Читать «Восстановление разрушенной эстетики» онлайн - страница 18

Владимир Михайлович Шулятиков

Другой пример подобного же бегства от внутренней дисгармонии. Герой «Ночи» приходит к убеждению, что «жить на собственный страх и счет» нельзя, что необходимо отказаться от своего «я», отдавши себя на служение ближним, связавши себя с общею жизнью.

«– Да, да! – повторял в страшном волнении Алексей Петрович. – Все это сказано в зеленой книжке (Евангелии), и сказано навсегда и верно. Нужно «отвергнуть себя», убить свое я, бросить на дорогу…

– Какая же польза тебе, безумный? – шептал голос.

Но другой, какой-то робкий и неслышный, прогремел ему в ответ:

– Молчи! Какая же будет польза ему, если он сам растерзает себя?»

Ближайший повод, который заставил Алексея Петровича именно в данное время сначала решиться на самоубийство, а затем переменить решение и притти к мысли о необходимости отречься от своего «я», не сообщен читателю. Но это в данном случае неважно. Гаршин был заинтересован лишь общей постановкой психологической темы – анализом пробуждающихся альтруистических побуждений. И опять процесс идет в прежнем порядке: отречение от своего «я» становится необходимым психологическим актом, ибо это «я» – «всепожирающее существо», уродец, как глист, сосущий душу, убивающий ее. Покончить с этим существом, «отвратительным я», – значит удалить от себя надвигающуюся катастрофу.

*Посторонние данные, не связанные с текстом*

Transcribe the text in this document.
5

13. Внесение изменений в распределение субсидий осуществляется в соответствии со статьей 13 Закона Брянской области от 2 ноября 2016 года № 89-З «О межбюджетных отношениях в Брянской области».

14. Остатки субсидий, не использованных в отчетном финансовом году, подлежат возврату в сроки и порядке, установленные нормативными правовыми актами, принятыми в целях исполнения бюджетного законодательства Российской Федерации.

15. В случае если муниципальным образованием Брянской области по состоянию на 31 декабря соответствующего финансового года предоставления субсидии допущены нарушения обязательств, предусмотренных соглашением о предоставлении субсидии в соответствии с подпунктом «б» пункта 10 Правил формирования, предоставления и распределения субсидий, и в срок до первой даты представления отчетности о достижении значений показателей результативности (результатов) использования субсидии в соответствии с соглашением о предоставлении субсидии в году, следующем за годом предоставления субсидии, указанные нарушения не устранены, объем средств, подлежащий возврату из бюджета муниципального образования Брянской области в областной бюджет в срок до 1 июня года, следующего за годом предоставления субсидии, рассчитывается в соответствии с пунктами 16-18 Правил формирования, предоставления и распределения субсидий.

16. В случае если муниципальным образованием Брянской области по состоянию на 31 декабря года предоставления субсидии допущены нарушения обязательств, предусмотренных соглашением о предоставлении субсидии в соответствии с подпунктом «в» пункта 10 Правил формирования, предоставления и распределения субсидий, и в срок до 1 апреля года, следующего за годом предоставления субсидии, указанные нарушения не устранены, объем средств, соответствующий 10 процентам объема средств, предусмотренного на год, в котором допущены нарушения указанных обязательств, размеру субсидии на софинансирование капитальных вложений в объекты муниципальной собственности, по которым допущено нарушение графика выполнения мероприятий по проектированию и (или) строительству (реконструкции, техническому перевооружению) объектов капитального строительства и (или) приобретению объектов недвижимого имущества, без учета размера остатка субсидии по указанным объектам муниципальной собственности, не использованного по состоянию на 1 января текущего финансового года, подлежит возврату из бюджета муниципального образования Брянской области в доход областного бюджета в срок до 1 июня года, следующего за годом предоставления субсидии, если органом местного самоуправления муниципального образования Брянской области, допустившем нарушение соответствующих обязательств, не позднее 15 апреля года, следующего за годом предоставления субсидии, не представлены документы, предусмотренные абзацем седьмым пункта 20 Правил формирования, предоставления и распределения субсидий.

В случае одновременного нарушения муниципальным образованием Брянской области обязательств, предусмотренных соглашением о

Гаршинские герои отрекаются от себя, чтобы спасти себя. На первый взгляд, казалось, они повторяли пример разночинцев-народников: разночинцы-народники также бежали от своей «личности», от своего «я», старались избавиться от внутренних страданий, служа «общему» делу. Но дело в том, что их поколение, поколение Решетниковых и Левитовых, бежало от своего обособленного «я» к толпе родственных «я», от себя бежали к себе же. Поэтому акт их отречения от своей личности не сопровождался таким перерасходом трагической энергий, какой отмечает «восьмидесятников».

Зрелища чужих страданий герои Гаршина не могут переносить без страшного внутреннего потрясения, без того, чтобы не проникнуться пафосом ужаса перед жизнью: герой повести «Трус» при известиях в битвах доходит почти до галлюцинаций; образ глухаря преследует Рябинина, как кошмар, и наконец даже заставляет его пережить ужас горячечного бреда. Кое-что из «кошмарных» страниц гаршинских повестей следует отнести, конечно, за счет патологических особенностей психики их автора. Но если душевный недуг диктовал Гаршину частое обращение к обрисовке патологических моментов, облекал «трагическое» – его миросозерцание в туманы кошмарных видений, – все же сущности «трагического» его миросозерцания эти «туманы» не объясняют.

Источника перерасхода «трагических» чувств и ощущений следует искать в особенностях социального кругозора «восьмидесятников». Сгущение красок на палитрах их художников соответствует сужению этого кругозора.